KabarBaik.co, Banyuwangi – Menteri Koordinator Bidang Pangan, Zulkifli Hasan, mengajak pondok pesantren kembali menghidupkan budaya ketahanan pangan di lingkungan pesantren. Hal itu disampaikan Zulhas saat berkunjung ke Pondok Pesantren Pondok Pesantren Ibnu Sina, Kecamatan Genteng, Banyuwangi Kamis (14/5).
Dalam kunjungannya, Zulhas bertemu para kiai dan santri dalam Sarasehan Penguatan Ketahanan Pangan bertema “Meningkatkan Peran Serta Pesantren dalam Membangun Kemandirian Pangan”.

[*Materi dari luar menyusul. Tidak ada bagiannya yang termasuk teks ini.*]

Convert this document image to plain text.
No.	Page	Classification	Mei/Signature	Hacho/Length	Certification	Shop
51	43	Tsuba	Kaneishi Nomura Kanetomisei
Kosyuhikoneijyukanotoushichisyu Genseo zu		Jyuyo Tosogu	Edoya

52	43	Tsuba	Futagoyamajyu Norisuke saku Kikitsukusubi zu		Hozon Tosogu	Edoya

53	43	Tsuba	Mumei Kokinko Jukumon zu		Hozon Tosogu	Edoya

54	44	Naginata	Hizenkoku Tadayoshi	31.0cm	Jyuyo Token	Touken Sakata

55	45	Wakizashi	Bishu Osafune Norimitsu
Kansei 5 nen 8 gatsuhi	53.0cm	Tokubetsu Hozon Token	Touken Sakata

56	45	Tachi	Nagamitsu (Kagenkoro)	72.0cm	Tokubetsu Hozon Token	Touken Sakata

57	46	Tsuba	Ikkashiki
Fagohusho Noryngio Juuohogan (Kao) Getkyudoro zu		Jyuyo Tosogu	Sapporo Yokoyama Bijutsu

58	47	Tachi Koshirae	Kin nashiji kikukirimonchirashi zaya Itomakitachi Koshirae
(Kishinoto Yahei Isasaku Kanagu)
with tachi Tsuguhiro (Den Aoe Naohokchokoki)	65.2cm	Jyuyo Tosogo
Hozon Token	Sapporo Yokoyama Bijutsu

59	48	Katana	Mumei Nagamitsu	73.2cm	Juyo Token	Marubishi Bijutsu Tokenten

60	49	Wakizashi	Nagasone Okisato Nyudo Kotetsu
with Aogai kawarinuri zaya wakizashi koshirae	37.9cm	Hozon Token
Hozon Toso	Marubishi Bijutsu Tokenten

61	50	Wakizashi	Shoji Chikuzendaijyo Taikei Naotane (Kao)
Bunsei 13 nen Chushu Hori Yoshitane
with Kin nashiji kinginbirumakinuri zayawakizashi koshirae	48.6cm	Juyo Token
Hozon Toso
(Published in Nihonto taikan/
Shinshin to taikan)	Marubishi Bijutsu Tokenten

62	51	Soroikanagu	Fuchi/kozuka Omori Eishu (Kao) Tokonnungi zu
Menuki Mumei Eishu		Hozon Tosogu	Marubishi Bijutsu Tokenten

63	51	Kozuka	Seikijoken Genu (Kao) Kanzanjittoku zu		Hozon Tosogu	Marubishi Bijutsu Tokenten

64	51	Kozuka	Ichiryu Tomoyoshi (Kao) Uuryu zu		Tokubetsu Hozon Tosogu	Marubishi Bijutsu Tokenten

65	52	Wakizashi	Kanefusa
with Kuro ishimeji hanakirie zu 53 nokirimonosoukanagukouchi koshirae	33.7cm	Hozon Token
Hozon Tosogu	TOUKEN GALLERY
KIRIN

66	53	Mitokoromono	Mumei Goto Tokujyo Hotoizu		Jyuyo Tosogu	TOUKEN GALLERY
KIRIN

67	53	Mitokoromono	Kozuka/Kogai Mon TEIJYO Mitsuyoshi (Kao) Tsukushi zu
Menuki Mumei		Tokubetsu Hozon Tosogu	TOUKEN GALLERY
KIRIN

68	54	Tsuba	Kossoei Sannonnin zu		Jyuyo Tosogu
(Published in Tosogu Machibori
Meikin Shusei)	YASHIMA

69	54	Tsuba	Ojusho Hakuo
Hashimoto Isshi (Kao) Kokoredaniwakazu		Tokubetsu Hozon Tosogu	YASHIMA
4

Menurut Zulhas, pesantren memiliki posisi strategis dalam membangun kemandirian pangan karena sejak lama kehidupan pesantren dan masyarakat desa sangat dekat dengan pertanian, penyimpanan hasil panen, zakat pangan, hingga ekonomi kerakyatan.
“Tradisi seperti ini harus dihidupkan lagi. Desa jangan hanya jadi tempat produksi, tapi juga pusat kesejahteraan masyarakat,” kata Zulhas.
Ia menyebut swasembada pangan bukan sekadar urusan produksi bahan pangan, tetapi juga menyangkut kehormatan bangsa dan kesejahteraan masyarakat desa. Sebab sektor pangan berkaitan langsung dengan kehidupan jutaan petani, nelayan, peternak, dan pelaku usaha kecil di pedesaan.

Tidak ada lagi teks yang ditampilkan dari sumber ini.